Translational Cancer Research Program
Our mission is to gain an insight into the mechanisms driving tumorigenesis, drug resistance, metastasis, and to develop personalized targeted therapies and precision medicine to treat both drug resistance and metastasis.
Tumor microenvironment regulates cancer cell survival, metastasis, inflammation, and immune surveillance. There is growing evidence that the lymph node (LN) microenvironment, especially lymph node stromal cells (LNSCs), play a significant role in solid tumor growth, drug resistance, and subsequent extra-nodal metastasis of many types of cancer. A comprehensive understanding of the associated molecular mechanisms and pathways that are involved in tumor progression and metastasis would have substantial benefits for high-risk cancer patients.

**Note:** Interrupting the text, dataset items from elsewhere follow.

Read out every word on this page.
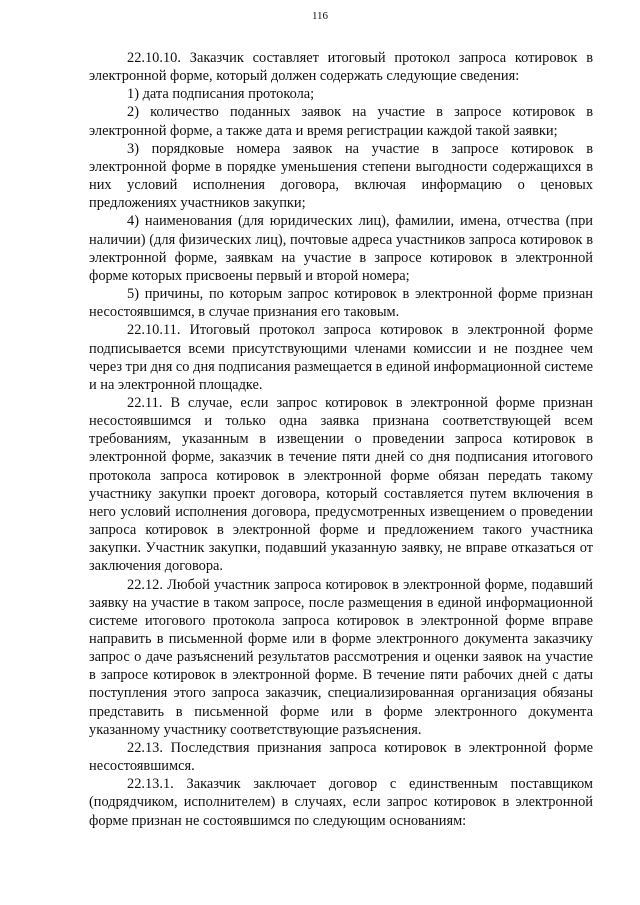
116

22.10.10. Заказчик составляет итоговый протокол запроса котировок в электронной форме, который должен содержать следующие сведения:

1) дата подписания протокола;

2) количество поданных заявок на участие в запросе котировок в электронной форме, а также дата и время регистрации каждой такой заявки;

3) порядковые номера заявок на участие в запросе котировок в электронной форме в порядке уменьшения степени выгодности содержащихся в них условий исполнения договора, включая информацию о ценовых предложениях участников закупки;

4) наименования (для юридических лиц), фамилии, имена, отчества (при наличии) (для физических лиц), почтовые адреса участников запроса котировок в электронной форме, заявкам на участие в запросе котировок в электронной форме которых присвоены первый и второй номера;

5) причины, по которым запрос котировок в электронной форме признан несостоявшимся, в случае признания его таковым.

22.10.11. Итоговый протокол запроса котировок в электронной форме подписывается всеми присутствующими членами комиссии и не позднее чем через три дня со дня подписания размещается в единой информационной системе и на электронной площадке.

22.11. В случае, если запрос котировок в электронной форме признан несостоявшимся и только одна заявка признана соответствующей всем требованиям, указанным в извещении о проведении запроса котировок в электронной форме, заказчик в течение пяти дней со дня подписания итогового протокола запроса котировок в электронной форме обязан передать такому участнику закупки проект договора, который составляется путем включения в него условий исполнения договора, предусмотренных извещением о проведении запроса котировок в электронной форме и предложением такого участника закупки. Участник закупки, подавший указанную заявку, не вправе отказаться от заключения договора.

22.12. Любой участник запроса котировок в электронной форме, подавший заявку на участие в таком запросе, после размещения в единой информационной системе итогового протокола запроса котировок в электронной форме вправе направить в письменной форме или в форме электронного документа заказчику запрос о даче разъяснений результатов рассмотрения и оценки заявок на участие в запросе котировок в электронной форме. В течение пяти рабочих дней с даты поступления этого запроса заказчик, специализированная организация обязаны представить в письменной форме или в форме электронного документа указанному участнику соответствующие разъяснения.

22.13. Последствия признания запроса котировок в электронной форме несостоявшимся.

22.13.1. Заказчик заключает договор с единственным поставщиком (подрядчиком, исполнителем) в случаях, если запрос котировок в электронной форме признан не состоявшимся по следующим основаниям:
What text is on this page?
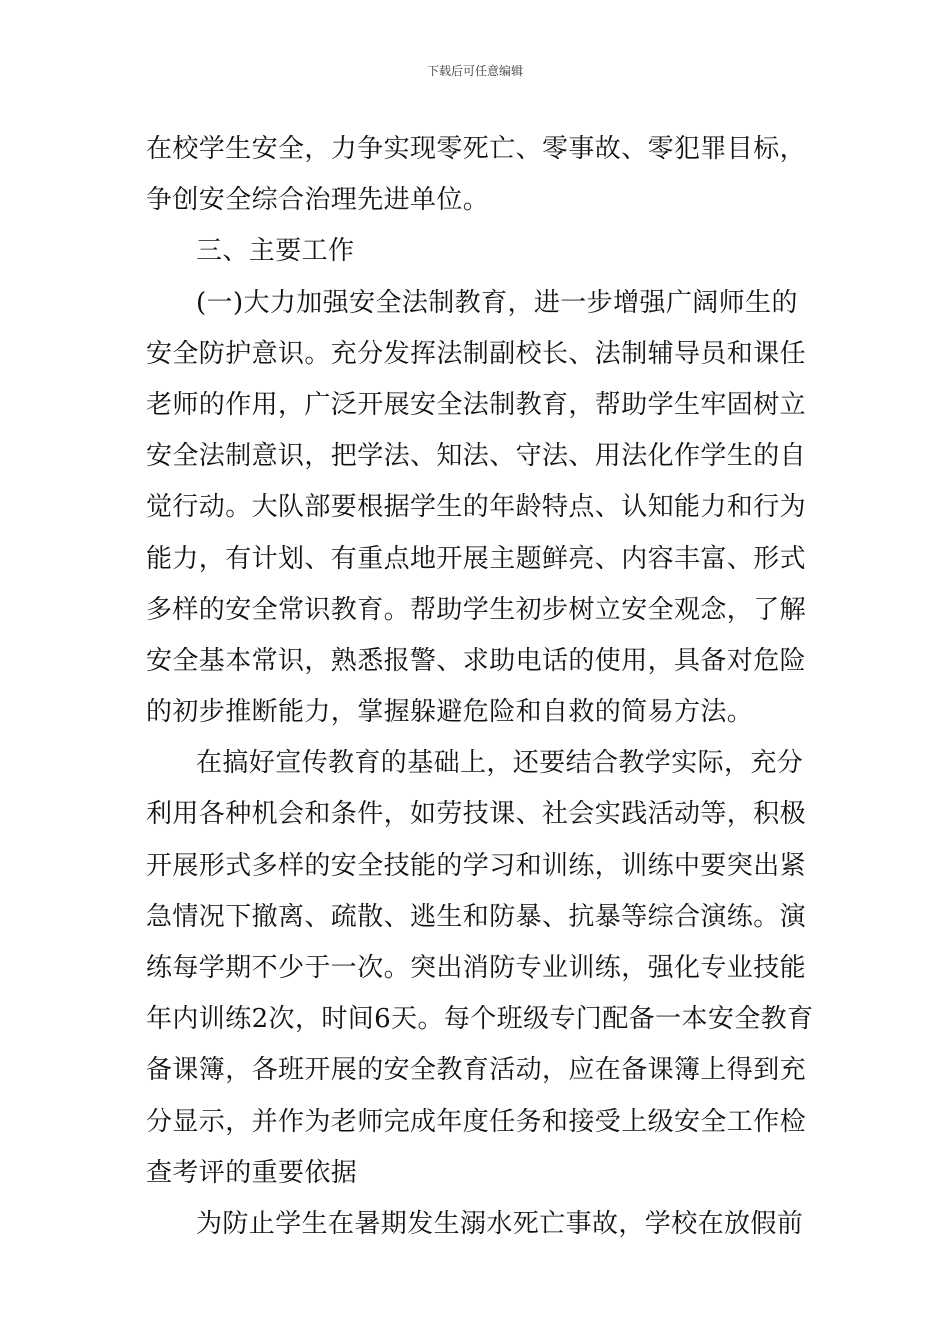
下载后可任意编辑
在校学生安全，力争实现零死亡、零事故、零犯罪目标，
争创安全综合治理先进单位。
三、主要工作
(一)大力加强安全法制教育，进一步增强广阔师生的
安全防护意识。充分发挥法制副校长、法制辅导员和课任
老师的作用，广泛开展安全法制教育，帮助学生牢固树立
安全法制意识，把学法、知法、守法、用法化作学生的自
觉行动。大队部要根据学生的年龄特点、认知能力和行为
能力，有计划、有重点地开展主题鲜亮、内容丰富、形式
多样的安全常识教育。帮助学生初步树立安全观念，了解
安全基本常识，熟悉报警、求助电话的使用，具备对危险
的初步推断能力，掌握躲避危险和自救的简易方法。
在搞好宣传教育的基础上，还要结合教学实际，充分
利用各种机会和条件，如劳技课、社会实践活动等，积极
开展形式多样的安全技能的学习和训练，训练中要突出紧
急情况下撤离、疏散、逃生和防暴、抗暴等综合演练。演
练每学期不少于一次。突出消防专业训练，强化专业技能
年内训练2次，时间6天。每个班级专门配备一本安全教育
备课簿，各班开展的安全教育活动，应在备课簿上得到充
分显示，并作为老师完成年度任务和接受上级安全工作检
查考评的重要依据
为防止学生在暑期发生溺水死亡事故，学校在放假前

Cancer stem cell and tumor microenvironment
Recently, a new class of cancer cells has been identified that may be responsible for tumor recurrence. Referred to as tumor initiating cells (TICs), these cells represent a small population within the original tumor that are resistant to conventional chemotherapeutic and radiation treatments. They also have the ability to produce new (recurrent) tumors that possess all the phenotypic features of the original tumors. We have identified such drug resistant TICs in colon cancer, bladder cancer, and follicular lymphoma cells. These cells are dependent on the LN microenvironment provided by LNSCs. Some of the communication between the LNSCs and TICs may occur by the transfer of exosomal vesicles, small membrane-bound particles containing proteins, siRNAs and mRNAs which have been shown to form functional signaling pathways between cells in vivo. We have recently shown a positive effect of stromal cell exosomal vesicle-derived mRNAs and miRNAs on tumor progression.
Patient-derived orthotopic xenograft models for combination including immune check point inhibitory therapies
To examine the role of LNSCs in tumor progression and metastasis, we established both in vitro cell culture models and in vivo human-in-mouse orthotopic xenograft models using patient tumor specimens, tagged with optical reporter genes. These models recapitulate human cancer features and provide a useful platform for investigating major TIC/LN microenvironment-specific mechanisms of cancer resistance to chemotherapeutic agents in various cancers, such as solid tumor Colorectal Cancer, Renal Cell Carcinoma, Bladder Cancer, Esophageal Adenocarcinoma, Pancreatic Cancer, and B Cell Lymphoma. With noninvasive imaging approaches, the labeled tumor cells can be tracked in vivo, which permits both macroscopic and microscopic analysis of tumor progression and metastasis. Thus, our models provide a powerful mammalian experimental system to elucidate the mechanisms of cancer initiation, maintenance, progression, and provide platforms for combination including immune check point inhibitory therapies.
Prognostic and predictive biomarkers and translate preclinical discoveries into effective cure for cancer patients
The established in vitro and in vivo xenograft models will be used as platforms for dissecting the molecular mechanisms underlying the dissemination of cancer and for preclinical drug development to constitute an integrated bedside to bench approach. As supported by our recent data on renal cell cancer studies, these models can lead to support identification of biomarkers, optimization of clinical candidate selection, and explore novel therapeutic strategies targeting tumor microenvironment in general or to evaluate individual patient tumor cells and predict their response to therapies in an Avatar style approach.